Studies in Contemporary Literature

Studies in Contemporary Literature

Reading in Detail
Course Number: 
227
Course Catalog Number: 
26910
Course Type or Level: 
Instructor: 
Dora Zhang
Days: 
Tu
Time: 
2-5
Semester: 
Location: 
Remote

In her landmark study, Reading in Detail, Naomi Schor argues that the detail has traditionally been devalued in Western aesthetics, gendered feminine through an association with the everyday, the domestic, or the ornamental. She argues, however, that the detail undergoes a revival in poststructuralist analysis, with its “valorization of the minute, the partial, and the marginal.” A perennial problem posed by the detail is its seeming difficulty in moving from the particular to the general, tending toward fragmentation and digression, and threatening the achievement of totality or aesthetic harmony. At the same time, in certain genres – such as ethnography, travel writing, and indeed, realism – the accumulation of details is not only a key aesthetic and rhetorical strategy but also serves to ground epistemological authority. Whether considered as a symptom, a clue, an ornament, and an alibi, the detail emblematizes the problematic of the part’s relationship to the whole.

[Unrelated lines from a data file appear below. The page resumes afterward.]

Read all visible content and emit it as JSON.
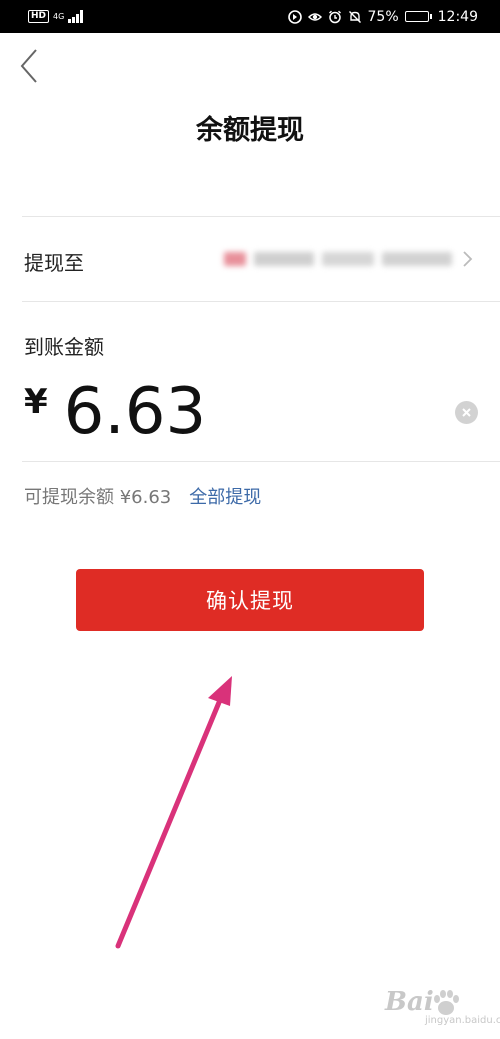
{
  "status_bar": {
    "hd": "HD",
    "network": "4G",
    "battery_percent": "75%",
    "battery_level": 0.75,
    "time": "12:49"
  },
  "header": {
    "title": "余额提现"
  },
  "withdraw_to": {
    "label": "提现至"
  },
  "amount": {
    "label": "到账金额",
    "currency": "¥",
    "value": "6.63"
  },
  "balance": {
    "available_text": "可提现余额 ¥6.63",
    "withdraw_all": "全部提现"
  },
  "confirm_button": {
    "label": "确认提现"
  },
  "watermark": {
    "text": "Bai",
    "sub": "jingyan.baidu.com"
  },
  "colors": {
    "accent_red": "#df2c25",
    "link_blue": "#3d6aa8",
    "annotation_arrow": "#d9327a"
  }
}
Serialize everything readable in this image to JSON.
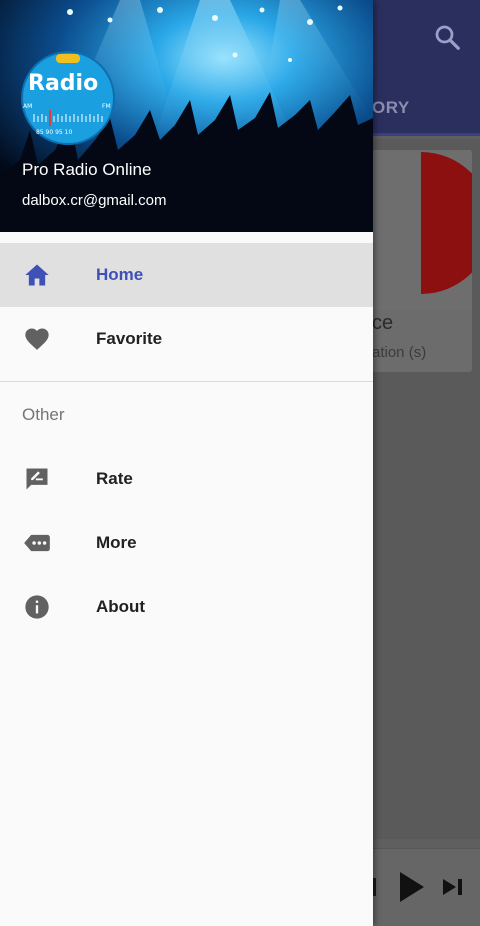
{
  "background": {
    "tab_label": "ORY",
    "card": {
      "title": "ce",
      "subtitle": "ation (s)"
    }
  },
  "drawer": {
    "header": {
      "logo_text": "Radio",
      "logo_badge": "FM",
      "logo_band_left": "AM",
      "logo_band_right": "FM",
      "logo_scale": "85 90 95 10",
      "app_name": "Pro Radio Online",
      "email": "dalbox.cr@gmail.com"
    },
    "menu": [
      {
        "label": "Home",
        "icon": "home-icon",
        "active": true
      },
      {
        "label": "Favorite",
        "icon": "heart-icon",
        "active": false
      }
    ],
    "section_label": "Other",
    "other_menu": [
      {
        "label": "Rate",
        "icon": "rate-review-icon"
      },
      {
        "label": "More",
        "icon": "more-tag-icon"
      },
      {
        "label": "About",
        "icon": "info-icon"
      }
    ]
  },
  "colors": {
    "accent": "#3f51b5",
    "toolbar": "#2b2f5e",
    "scrim": "#5f5f5f",
    "icon_gray": "#616161"
  }
}
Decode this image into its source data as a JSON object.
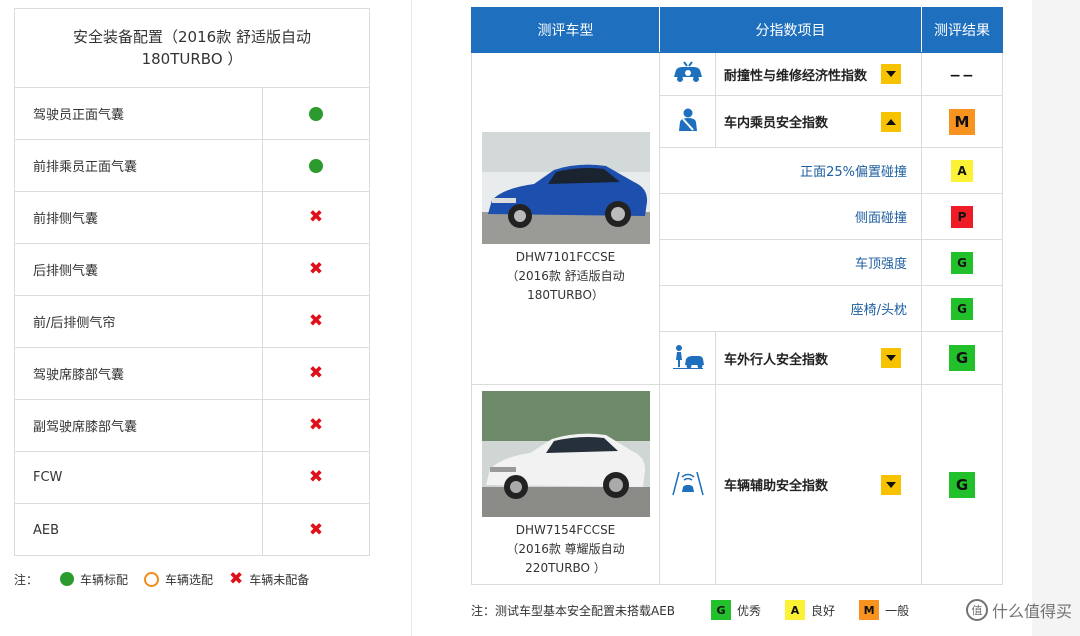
{
  "left_table": {
    "title_line1": "安全装备配置（2016款 舒适版自动",
    "title_line2": "180TURBO ）",
    "rows": [
      {
        "name": "驾驶员正面气囊",
        "status": "standard"
      },
      {
        "name": "前排乘员正面气囊",
        "status": "standard"
      },
      {
        "name": "前排侧气囊",
        "status": "none"
      },
      {
        "name": "后排侧气囊",
        "status": "none"
      },
      {
        "name": "前/后排侧气帘",
        "status": "none"
      },
      {
        "name": "驾驶席膝部气囊",
        "status": "none"
      },
      {
        "name": "副驾驶席膝部气囊",
        "status": "none"
      },
      {
        "name": "FCW",
        "status": "none"
      },
      {
        "name": "AEB",
        "status": "none"
      }
    ]
  },
  "legend": {
    "label": "注：",
    "standard": "车辆标配",
    "optional": "车辆选配",
    "none": "车辆未配备",
    "colors": {
      "standard": "#2c9a2c",
      "optional": "#f08c1a",
      "none": "#e0101a"
    }
  },
  "rating_table": {
    "headers": {
      "model": "测评车型",
      "index": "分指数项目",
      "result": "测评结果"
    },
    "car1": {
      "line1": "DHW7101FCCSE",
      "line2": "（2016款 舒适版自动",
      "line3": "180TURBO）"
    },
    "car2": {
      "line1": "DHW7154FCCSE",
      "line2": "（2016款 尊耀版自动",
      "line3": "220TURBO ）"
    },
    "idx_repair": {
      "label": "耐撞性与维修经济性指数",
      "arrow": "down",
      "result": "−−",
      "icon": "car-repair-icon"
    },
    "idx_occupant": {
      "label": "车内乘员安全指数",
      "arrow": "up",
      "result": "M",
      "icon": "seatbelt-occupant-icon"
    },
    "sub_items": [
      {
        "label": "正面25%偏置碰撞",
        "result": "A"
      },
      {
        "label": "侧面碰撞",
        "result": "P"
      },
      {
        "label": "车顶强度",
        "result": "G"
      },
      {
        "label": "座椅/头枕",
        "result": "G"
      }
    ],
    "idx_pedestrian": {
      "label": "车外行人安全指数",
      "arrow": "down",
      "result": "G",
      "icon": "pedestrian-car-icon"
    },
    "idx_assist": {
      "label": "车辆辅助安全指数",
      "arrow": "down",
      "result": "G",
      "icon": "driver-assist-icon"
    },
    "colors": {
      "header": "#1e6fbd",
      "G": "#22c02a",
      "A": "#fbf235",
      "M": "#f7931e",
      "P": "#ee1c25",
      "arrow": "#f7c300"
    }
  },
  "note": {
    "text": "注：测试车型基本安全配置未搭载AEB",
    "items": [
      {
        "grade": "G",
        "label": "优秀"
      },
      {
        "grade": "A",
        "label": "良好"
      },
      {
        "grade": "M",
        "label": "一般"
      }
    ]
  },
  "watermark": {
    "text": "什么值得买"
  }
}
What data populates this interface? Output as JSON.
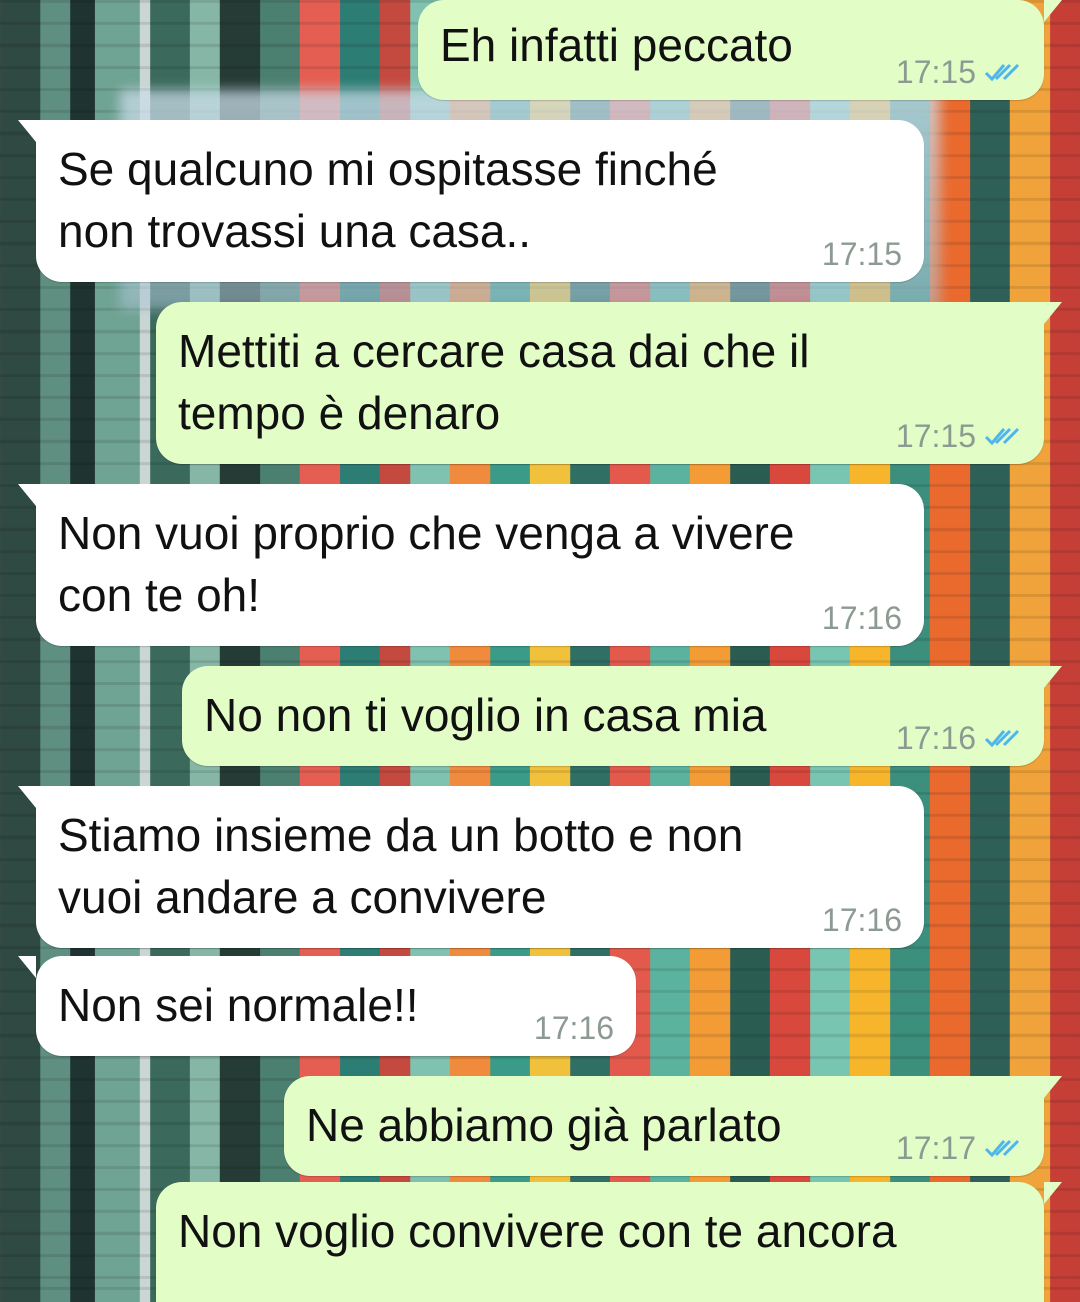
{
  "colors": {
    "incoming_bubble": "#ffffff",
    "outgoing_bubble": "#e2fec6",
    "read_ticks": "#4fb6ec",
    "timestamp": "#8c9a92"
  },
  "messages": [
    {
      "text": "Eh infatti peccato",
      "time": "17:15",
      "direction": "out",
      "status_icon": "double-check-read-icon"
    },
    {
      "text": "Se qualcuno mi ospitasse finché\nnon trovassi una casa..",
      "time": "17:15",
      "direction": "in"
    },
    {
      "text": "Mettiti a cercare casa dai che il\ntempo è denaro",
      "time": "17:15",
      "direction": "out",
      "status_icon": "double-check-read-icon"
    },
    {
      "text": "Non vuoi proprio che venga a vivere\ncon te oh!",
      "time": "17:16",
      "direction": "in"
    },
    {
      "text": "No non ti voglio in casa mia",
      "time": "17:16",
      "direction": "out",
      "status_icon": "double-check-read-icon"
    },
    {
      "text": "Stiamo insieme da un botto e non\nvuoi andare a convivere",
      "time": "17:16",
      "direction": "in"
    },
    {
      "text": "Non sei normale!!",
      "time": "17:16",
      "direction": "in"
    },
    {
      "text": "Ne abbiamo già parlato",
      "time": "17:17",
      "direction": "out",
      "status_icon": "double-check-read-icon"
    },
    {
      "text": "Non voglio convivere con te ancora",
      "time": "",
      "direction": "out"
    }
  ]
}
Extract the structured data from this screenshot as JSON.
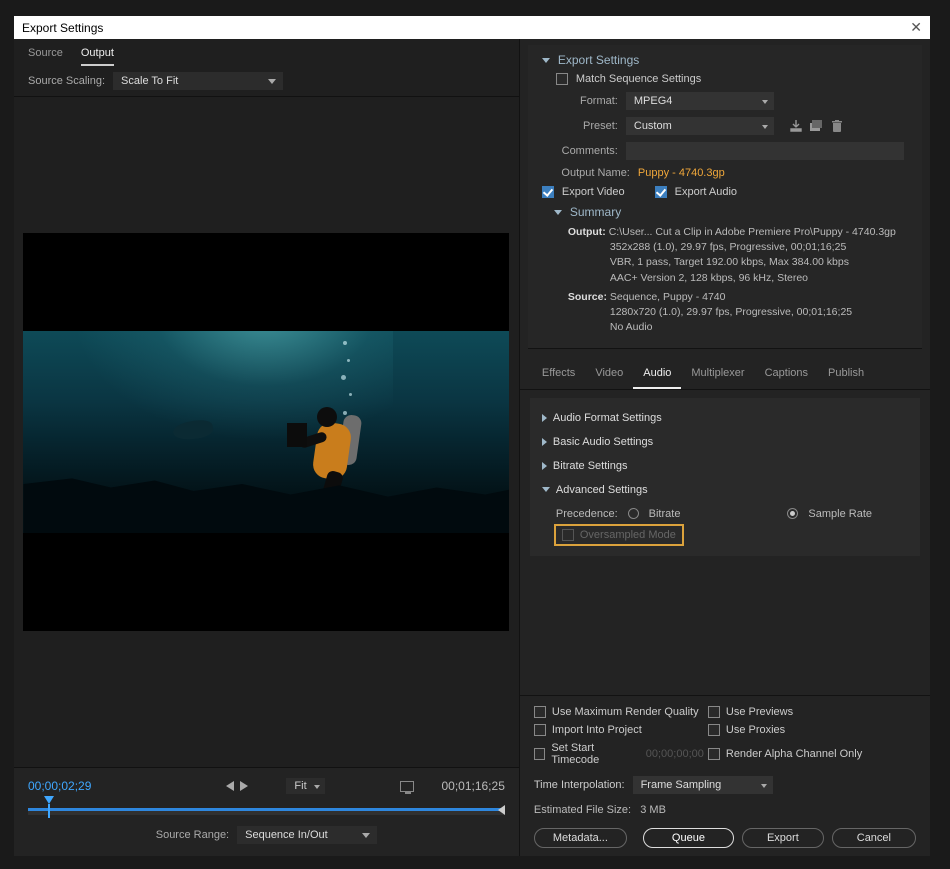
{
  "title": "Export Settings",
  "leftTabs": {
    "source": "Source",
    "output": "Output"
  },
  "sourceScalingLabel": "Source Scaling:",
  "sourceScalingValue": "Scale To Fit",
  "timeline": {
    "current": "00;00;02;29",
    "duration": "00;01;16;25",
    "fit": "Fit"
  },
  "sourceRangeLabel": "Source Range:",
  "sourceRangeValue": "Sequence In/Out",
  "exportSettings": {
    "heading": "Export Settings",
    "matchSeq": "Match Sequence Settings",
    "formatLabel": "Format:",
    "formatValue": "MPEG4",
    "presetLabel": "Preset:",
    "presetValue": "Custom",
    "commentsLabel": "Comments:",
    "outputNameLabel": "Output Name:",
    "outputNameValue": "Puppy - 4740.3gp",
    "exportVideo": "Export Video",
    "exportAudio": "Export Audio",
    "summaryHeading": "Summary",
    "summaryOutputLabel": "Output:",
    "summaryOutputPath": "C:\\User... Cut a Clip in Adobe Premiere Pro\\Puppy - 4740.3gp",
    "summaryOutputLine2": "352x288 (1.0), 29.97 fps, Progressive, 00;01;16;25",
    "summaryOutputLine3": "VBR, 1 pass, Target 192.00 kbps, Max 384.00 kbps",
    "summaryOutputLine4": "AAC+ Version 2, 128 kbps, 96 kHz, Stereo",
    "summarySourceLabel": "Source:",
    "summarySourceLine1": "Sequence, Puppy - 4740",
    "summarySourceLine2": "1280x720 (1.0), 29.97 fps, Progressive, 00;01;16;25",
    "summarySourceLine3": "No Audio"
  },
  "midTabs": {
    "effects": "Effects",
    "video": "Video",
    "audio": "Audio",
    "multiplexer": "Multiplexer",
    "captions": "Captions",
    "publish": "Publish"
  },
  "audioPanel": {
    "audioFormat": "Audio Format Settings",
    "basicAudio": "Basic Audio Settings",
    "bitrate": "Bitrate Settings",
    "advanced": "Advanced Settings",
    "precedenceLabel": "Precedence:",
    "precedenceBitrate": "Bitrate",
    "precedenceSampleRate": "Sample Rate",
    "oversampled": "Oversampled Mode"
  },
  "bottom": {
    "maxRender": "Use Maximum Render Quality",
    "previews": "Use Previews",
    "importProject": "Import Into Project",
    "proxies": "Use Proxies",
    "setStartTC": "Set Start Timecode",
    "startTCValue": "00;00;00;00",
    "renderAlpha": "Render Alpha Channel Only",
    "timeInterpLabel": "Time Interpolation:",
    "timeInterpValue": "Frame Sampling",
    "estLabel": "Estimated File Size:",
    "estValue": "3 MB",
    "metadata": "Metadata...",
    "queue": "Queue",
    "export": "Export",
    "cancel": "Cancel"
  }
}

This seminar will consider the place of the detail in a range of 19 th to 21 st century novels as well as theoretical texts. Questions we will consider include: what counts as a detail, and how has that definition shifted over time? How has the place of the detail (or the types of details) evolved from realism to modernism to postmodernism to the contemporary? How might we think about the detail in light of recent debates over reading methods, the scale of the literary object, and the scale of literary criticism? What kind of information can details provide, and what kind of truth-claims? Where do we situate the detail in relation to the local and the global? In what ways do details serve to differentiate and to classify, with respect to gender, race, class, etc.? What role have they played in projects of imperialism and colonialism (Said, for instance, calls Orientalism “a discipline of detail”)? What is the relation of the detail to voyeurism, spectacularization, and sensationalism?

Potential writers include: Balzac, Flaubert, Zola, Conrad, Larsen, Sebald, Garréta, Marilynne Robinson, Toni Morrison, Ishiguro, Tom McCarthy, Ruth Ozeki. Potential theorists include: Schor, Freud, Barthes, Adolf Loos, Lukács, Genette, Rancière, Said, D.A. Miller, Nancy Armstrong, Anne Cheng, Sianne Ngai, and Saidiya Hartman.